Once the mothers enter the water for the final time, they are examined by the nurse and the doctor is called.
“He comes and sees how they are doing, and tells them he will be right outside when they are ready,” Gettinger said. “The same as if they are delivering in a bed.”
While in labor, mothers are able to move more freely in the water, and can use whatever position works best. Gettinger said that women change position frequently, and their body takes them to the most comfortable way.
Once the baby is delivered, the cord is not cut until it stops pulsating up to 20 minutes after birth. This method is called a Lotus birth or umbilical nonseverance. “We place the baby on the mom’s chest,” Gettinger explains. “We use a towel, continually dipped in the warm water to keep the temperature of the baby up. When the mom and baby have a minute to regroup, we try to get them to breastfeed, with the cord still attached,” she said.
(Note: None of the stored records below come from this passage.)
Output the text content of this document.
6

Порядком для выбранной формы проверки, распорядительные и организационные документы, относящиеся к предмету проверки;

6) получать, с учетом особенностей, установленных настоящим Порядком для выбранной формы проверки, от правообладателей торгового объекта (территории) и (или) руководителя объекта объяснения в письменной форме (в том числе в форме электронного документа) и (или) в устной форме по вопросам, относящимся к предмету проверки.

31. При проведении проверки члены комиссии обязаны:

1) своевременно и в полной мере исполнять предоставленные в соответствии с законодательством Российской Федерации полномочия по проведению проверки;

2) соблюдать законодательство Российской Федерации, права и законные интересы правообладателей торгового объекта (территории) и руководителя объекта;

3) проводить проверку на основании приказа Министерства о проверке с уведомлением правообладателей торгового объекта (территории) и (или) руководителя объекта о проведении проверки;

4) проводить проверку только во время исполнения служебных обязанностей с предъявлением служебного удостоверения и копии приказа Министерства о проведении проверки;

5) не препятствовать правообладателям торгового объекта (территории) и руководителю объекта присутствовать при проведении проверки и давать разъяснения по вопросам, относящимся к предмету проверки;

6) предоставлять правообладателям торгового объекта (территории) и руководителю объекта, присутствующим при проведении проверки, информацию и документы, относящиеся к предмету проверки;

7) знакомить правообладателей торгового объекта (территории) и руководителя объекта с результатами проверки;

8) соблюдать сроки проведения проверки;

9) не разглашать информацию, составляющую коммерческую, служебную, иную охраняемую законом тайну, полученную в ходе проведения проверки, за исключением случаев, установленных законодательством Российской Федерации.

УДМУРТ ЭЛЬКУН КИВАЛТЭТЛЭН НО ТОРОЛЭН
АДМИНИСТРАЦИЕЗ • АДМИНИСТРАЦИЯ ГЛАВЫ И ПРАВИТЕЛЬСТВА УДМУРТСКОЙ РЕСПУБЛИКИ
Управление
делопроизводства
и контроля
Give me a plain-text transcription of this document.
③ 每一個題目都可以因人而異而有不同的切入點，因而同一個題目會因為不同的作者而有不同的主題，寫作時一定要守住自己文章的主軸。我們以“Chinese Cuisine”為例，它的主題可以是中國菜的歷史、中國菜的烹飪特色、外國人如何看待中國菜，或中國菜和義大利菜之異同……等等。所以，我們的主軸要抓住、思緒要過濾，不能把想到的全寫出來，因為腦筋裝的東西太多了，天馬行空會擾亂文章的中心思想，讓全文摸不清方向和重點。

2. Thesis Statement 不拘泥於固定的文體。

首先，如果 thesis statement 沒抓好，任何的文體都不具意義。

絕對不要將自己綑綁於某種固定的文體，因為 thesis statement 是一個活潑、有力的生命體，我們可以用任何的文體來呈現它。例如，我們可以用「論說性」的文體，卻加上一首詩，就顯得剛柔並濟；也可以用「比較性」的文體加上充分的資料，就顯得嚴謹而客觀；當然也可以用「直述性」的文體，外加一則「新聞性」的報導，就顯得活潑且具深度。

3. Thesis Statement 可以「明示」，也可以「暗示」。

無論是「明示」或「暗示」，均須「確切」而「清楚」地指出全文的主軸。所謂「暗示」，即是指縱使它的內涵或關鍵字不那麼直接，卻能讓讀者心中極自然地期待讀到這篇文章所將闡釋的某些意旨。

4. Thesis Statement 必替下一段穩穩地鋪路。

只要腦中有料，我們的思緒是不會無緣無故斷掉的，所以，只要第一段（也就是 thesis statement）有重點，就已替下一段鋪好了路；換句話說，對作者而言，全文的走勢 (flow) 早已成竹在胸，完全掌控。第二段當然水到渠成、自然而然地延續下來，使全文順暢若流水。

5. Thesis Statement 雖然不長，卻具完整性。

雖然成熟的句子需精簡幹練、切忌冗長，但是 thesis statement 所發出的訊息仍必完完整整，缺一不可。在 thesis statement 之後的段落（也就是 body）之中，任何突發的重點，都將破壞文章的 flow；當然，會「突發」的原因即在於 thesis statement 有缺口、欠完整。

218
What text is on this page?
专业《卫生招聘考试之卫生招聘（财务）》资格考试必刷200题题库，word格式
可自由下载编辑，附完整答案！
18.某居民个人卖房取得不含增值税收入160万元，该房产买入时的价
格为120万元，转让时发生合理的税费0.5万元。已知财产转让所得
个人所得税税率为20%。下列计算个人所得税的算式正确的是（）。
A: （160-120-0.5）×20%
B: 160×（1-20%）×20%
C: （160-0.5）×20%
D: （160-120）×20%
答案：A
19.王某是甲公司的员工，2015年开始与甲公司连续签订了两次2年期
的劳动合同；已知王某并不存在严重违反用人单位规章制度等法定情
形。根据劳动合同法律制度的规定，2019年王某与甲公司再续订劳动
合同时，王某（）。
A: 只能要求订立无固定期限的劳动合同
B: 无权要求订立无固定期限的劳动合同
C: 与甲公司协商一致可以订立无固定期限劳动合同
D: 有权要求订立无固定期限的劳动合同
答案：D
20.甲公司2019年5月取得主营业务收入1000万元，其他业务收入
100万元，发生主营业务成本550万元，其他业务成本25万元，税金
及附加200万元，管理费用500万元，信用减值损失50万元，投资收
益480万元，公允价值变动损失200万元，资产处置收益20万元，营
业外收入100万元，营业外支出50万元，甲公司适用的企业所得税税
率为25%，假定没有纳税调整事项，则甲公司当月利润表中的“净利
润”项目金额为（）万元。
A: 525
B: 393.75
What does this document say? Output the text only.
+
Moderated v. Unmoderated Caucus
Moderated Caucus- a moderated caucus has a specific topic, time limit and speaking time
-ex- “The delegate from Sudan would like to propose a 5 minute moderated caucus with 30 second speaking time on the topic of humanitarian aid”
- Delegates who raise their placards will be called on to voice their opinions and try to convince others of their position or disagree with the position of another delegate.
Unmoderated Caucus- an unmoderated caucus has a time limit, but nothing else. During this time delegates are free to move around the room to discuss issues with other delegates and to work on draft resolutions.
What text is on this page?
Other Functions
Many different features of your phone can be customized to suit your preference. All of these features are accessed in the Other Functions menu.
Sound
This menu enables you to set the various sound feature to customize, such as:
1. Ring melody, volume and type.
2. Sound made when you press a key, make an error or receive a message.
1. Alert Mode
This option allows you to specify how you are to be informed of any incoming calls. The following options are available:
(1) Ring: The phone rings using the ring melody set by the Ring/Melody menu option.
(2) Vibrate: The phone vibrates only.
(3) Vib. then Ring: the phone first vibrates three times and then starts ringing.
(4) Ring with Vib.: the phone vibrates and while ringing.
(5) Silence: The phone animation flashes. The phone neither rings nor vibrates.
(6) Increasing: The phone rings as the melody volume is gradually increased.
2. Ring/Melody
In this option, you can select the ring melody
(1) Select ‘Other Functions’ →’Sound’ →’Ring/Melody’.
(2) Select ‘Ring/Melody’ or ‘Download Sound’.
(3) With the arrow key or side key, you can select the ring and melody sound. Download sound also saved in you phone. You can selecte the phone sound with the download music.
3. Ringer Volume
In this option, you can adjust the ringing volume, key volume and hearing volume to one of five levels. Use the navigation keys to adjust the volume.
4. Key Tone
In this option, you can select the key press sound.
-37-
“If they don’t want to breastfeed, we do encourage nipple stimulation,” Gettinger explains. “So far, all of the 6 mothers who have had waterbirths have chosen to breastfeed.”
Breastfeeding causes the uterus to contract back to normal size after birth, which stops postpartum bleeding.
“Once the cord stops pulsating, we cut the cord and place the baby on the table and allow the father, if he wants to clean the baby.”
Fathers are also welcome to get into the water with the mother, if they wish.
Mothers are encouraged to talk to their health care provider when considering a waterbirth. They are also encouraged to read and learn as much as possible on waterbirth. The nursing staff of the Women’s Health and Childbirth Center at SGCMH will meet with you to discuss any concerns you may have and to allow you to tour their facility. For more information, call SGCMH at 573-883-2751 or visit Waterbirth International at www.waterbirth.org
“When you look at research on waterbirthing, it allows you to look at labor with a fresh eye,” Gettinger concluded.